Dari dulu sudah terbayang dalam benakku bagaimana rasanya jadi anak kos. Kupikir semua nya akan jadi serba bebas.Tak ada batasan untuk melakukan hal apapun. Tak ada aturan tak ada kekangan tak ada omelan. Dalam bayangku, semuanya akan terasa lepas, tanpa beban. Dan sudah tertancap dalam otakku bahwa jadi anak kos itu akan menyenangkan.
            Berjalannya waktu, aku mendengar berbagai macam versi cerita kehidupan anak kos dari kakak-kakak kelasku. Ada yang bilang rasanya benar-benar susah, ada yang bilang malah rasanya enjoy banget, ada yang bilang “ora jenak”, dan masih buuaaanyak suara-suara yang kudengar tentang anak kos. Semenjak itu aku mulai memutar otak untuk mengubah cara berpikir dan cara pandangku terhadap kehidupan anak kos.
            Tapi lagi-lagi hati dan otak ini membantah, seakan ada yang mengendalikanku untuk tetap tenang. Dan lama-kelamaan aku tak memikirkan lagi hal itu.
            Hal itu kembali menghampiri pikiran, setelah UN SMP usai. Dan aku pun harus berpikir lebih dalam, karena pada saat itu juga orang tuaku mulai bertanya-tanya soal SMA tujuanku.
            Satu hari berselang setelah Acara Pelepasan SMP N 1 Wonogiri, pengumuman penerimaan peserta didik baru SMAN 3 Surakarta pun tiba. Puji syukur ALHAMDULILLAH aku diterima. Dan rasa bahagia itu pun muncul. Tapi aku kembali berpikir, sekarang bukan lah saatnya untuk bersenang-senang. Aku harus melewati lika-liku jalanan untuk mencapai masa depanku.
            Kini tiba lah saat nya aku menjadi seorang anak kos.

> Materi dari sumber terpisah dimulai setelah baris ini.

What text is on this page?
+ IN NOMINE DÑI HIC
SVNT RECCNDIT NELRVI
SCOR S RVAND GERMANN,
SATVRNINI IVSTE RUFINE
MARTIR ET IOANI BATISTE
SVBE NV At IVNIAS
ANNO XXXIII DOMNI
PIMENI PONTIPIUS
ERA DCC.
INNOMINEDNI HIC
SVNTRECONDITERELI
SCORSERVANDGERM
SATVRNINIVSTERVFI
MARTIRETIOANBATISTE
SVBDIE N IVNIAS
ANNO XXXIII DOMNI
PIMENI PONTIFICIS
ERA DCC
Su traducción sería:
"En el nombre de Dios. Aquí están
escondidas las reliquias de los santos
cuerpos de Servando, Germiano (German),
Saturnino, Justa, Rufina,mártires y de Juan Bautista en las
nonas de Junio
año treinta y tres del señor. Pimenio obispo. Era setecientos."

Dan semuanya jauh dari apa yang ada dalam anganku dulu. Semuuuuaaanya terasa berbeda. Mulai dari gaya hidup, cara mengatur keuangan, pola makan dsb. Terutama waktu makan, sangat sangat sangat terasa berbeda. Sewaktu di rumah makanan apapun tersedia, tinggal melahap sekenyangnya. Dan satu yang paling aku rindukan, yaitu bisa berkumpul dan bercanda bersama keluarga.
            Kadang aku bermelankolis bersama lagu-lagu “GALAU” yang tiba-tiba membuat air mata ini  “ngajakin berantem”. Semua kebiasaan yang dulu kulakukan, semuanya kurindukan.

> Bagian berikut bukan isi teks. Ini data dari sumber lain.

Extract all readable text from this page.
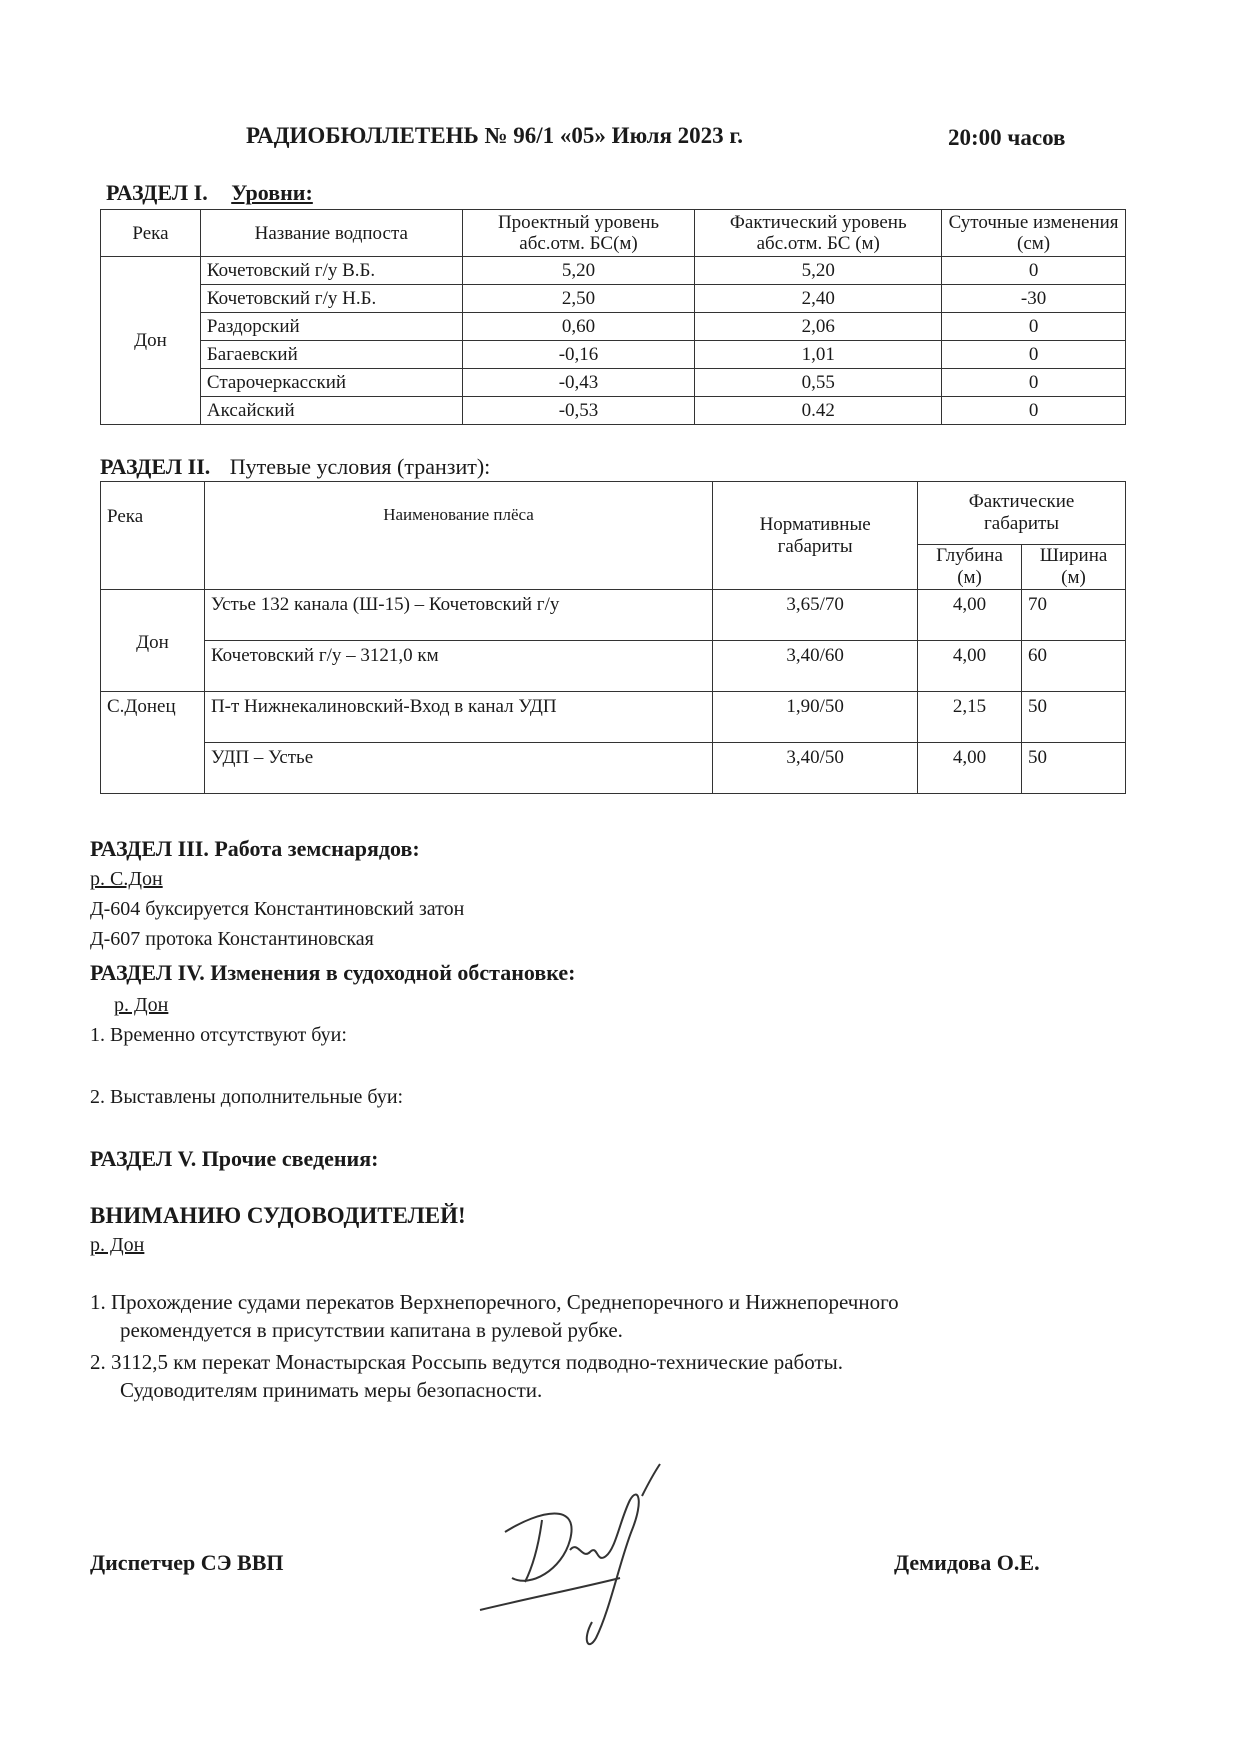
РАДИОБЮЛЛЕТЕНЬ № 96/1 «05» Июля 2023 г.	20:00 часов
РАЗДЕЛ I. Уровни:
Река	Название водпоста	Проектный уровень абс.отм. БС(м)	Фактический уровень абс.отм. БС (м)	Суточные изменения (см)
Дон	Кочетовский г/у В.Б.	5,20	5,20	0
	Кочетовский г/у Н.Б.	2,50	2,40	-30
	Раздорский	0,60	2,06	0
	Багаевский	-0,16	1,01	0
	Старочеркасский	-0,43	0,55	0
	Аксайский	-0,53	0.42	0
РАЗДЕЛ II. Путевые условия (транзит):
Река	Наименование плёса	Нормативные габариты	Фактические габариты	
			Глубина (м)	Ширина (м)
Дон	Устье 132 канала (Ш-15) – Кочетовский г/у	3,65/70	4,00	70
	Кочетовский г/у – 3121,0 км	3,40/60	4,00	60
С.Донец	П-т Нижнекалиновский-Вход в канал УДП	1,90/50	2,15	50
	УДП – Устье	3,40/50	4,00	50
РАЗДЕЛ III. Работа земснарядов:
р. С.Дон
Д-604 буксируется Константиновский затон
Д-607 протока Константиновская
РАЗДЕЛ IV. Изменения в судоходной обстановке:
р. Дон
1. Временно отсутствуют буи:
2. Выставлены дополнительные буи:
РАЗДЕЛ V. Прочие сведения:
ВНИМАНИЮ СУДОВОДИТЕЛЕЙ!
р. Дон
1. Прохождение судами перекатов Верхнепоречного, Среднепоречного и Нижнепоречного
рекомендуется в присутствии капитана в рулевой рубке.
2. 3112,5 км перекат Монастырская Россыпь ведутся подводно-технические работы.
Судоводителям принимать меры безопасности.
Диспетчер СЭ ВВП	Демидова О.Е.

Orang tua, pacar, sahabat-sahabat seperjuangan, sekolah, rumah, lapangan bola, televisi, kasur empuk…..semuuuaaaa ku rindukan.

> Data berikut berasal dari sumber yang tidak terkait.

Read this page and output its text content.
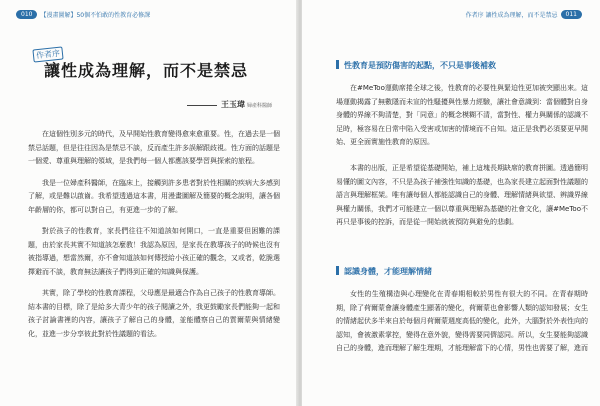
010 【漫畫圖解】50個不怕敢的性教育必修課
作者序
讓性成為理解，而不是禁忌
王玉瑋 婦產科醫師

在這個性別多元的時代，及早開始性教育變得愈來愈重要。性，在過去是一個禁忌話題，但是往往因為是禁忌不談，反而產生許多誤解跟歧視。性方面的話題是一個愛、尊重與理解的領域，是我們每一個人都應該要學習與探索的旅程。

我是一位婦產科醫師，在臨床上，接觸到許多患者對於性相關的疾病大多感到了解，或是難以啟齒。我希望透過這本書，用漫畫圖解及簡要的概念說明，讓各個年齡層的你，都可以對自己，有更進一步的了解。

對於孩子的性教育，家長們往往不知道該如何開口，一直是重要但困難的課題，由於家長其實不知道該怎麼教！我認為原因，是家長在教導孩子的時候也沒有被指導過，想當然爾，亦不會知道該如何傳授給小孩正確的觀念，又或者，乾脆選擇避而不談，教育無法讓孩子們得到正確的知識與保護。

其實，除了學校的性教育課程，父母應是最適合作為自己孩子的性教育導師。結本書的目標，除了是給多大青少年的孩子閱讀之外，我更鼓勵家長們能夠一起和孩子討論書裡的內容，讓孩子了解自己的身體，並能體察自己的質爾蒙與情緒變化，並進一步分享彼此對於性議題的看法。

作者序 讓性成為理解，而不是禁忌 011
性教育是預防傷害的起點，不只是事後補救

在#MeToo運動席捲全球之後，性教育的必要性與緊迫性更加被突顯出來。這場運動揭露了無數隱而未宣的性騷擾與性暴力經驗，讓社會意識到：當個體對自身身體的界線不夠清楚，對「同意」的概念模糊不清，當對性、權力與關係的認識不足時，極容易在日常中陷入受害或加害的情境而不自知。這正是我們必須要更早開始、更全面實施性教育的原因。

本書的出版，正是希望從基礎開始，補上這塊長期缺席的教育拼圖。透過簡明易懂的圖文內容，不只是為孩子補強性知識的基礎，也為家長建立起面對性議題的語言與理解框架。唯有讓每個人都能認識自己的身體、理解情緒與欲望、辨識界線與權力關係，我們才可能建立一個以尊重與理解為基礎的社會文化，讓#MeToo不再只是事後的控訴，而是從一開始就被預防與避免的悲劇。

認識身體，才能理解情緒

女性的生殖構造與心理變化在青春期相較於男性有很大的不同。在青春期時期，除了荷爾蒙會讓身體產生顯著的變化，荷爾蒙也會影響人類的認知發展；女生的情緒起伏多半來自於每個月荷爾蒙週度高低的變化，此外，大腦對於外表性向的認知，會被激素掌控，變得在意外貌，變得需要同儕認同。所以，女生要能夠認識自己的身體，進而理解了解生理期，才能理解當下的心情，男性也需要了解，進而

            Tapi aku sadar, aku tak boleh lupa dengan komitmen yang telah kutancapkan dalam hati ini. Bahwa tujuanku di rantau adalah “menimba ilmu”. Dan satu kata-kata dari ibu yang selalu ku ingat “prihatin dhisik yo le”, yang membuatku berdiri tegar dan tak goyah oleh tipe badai apapun.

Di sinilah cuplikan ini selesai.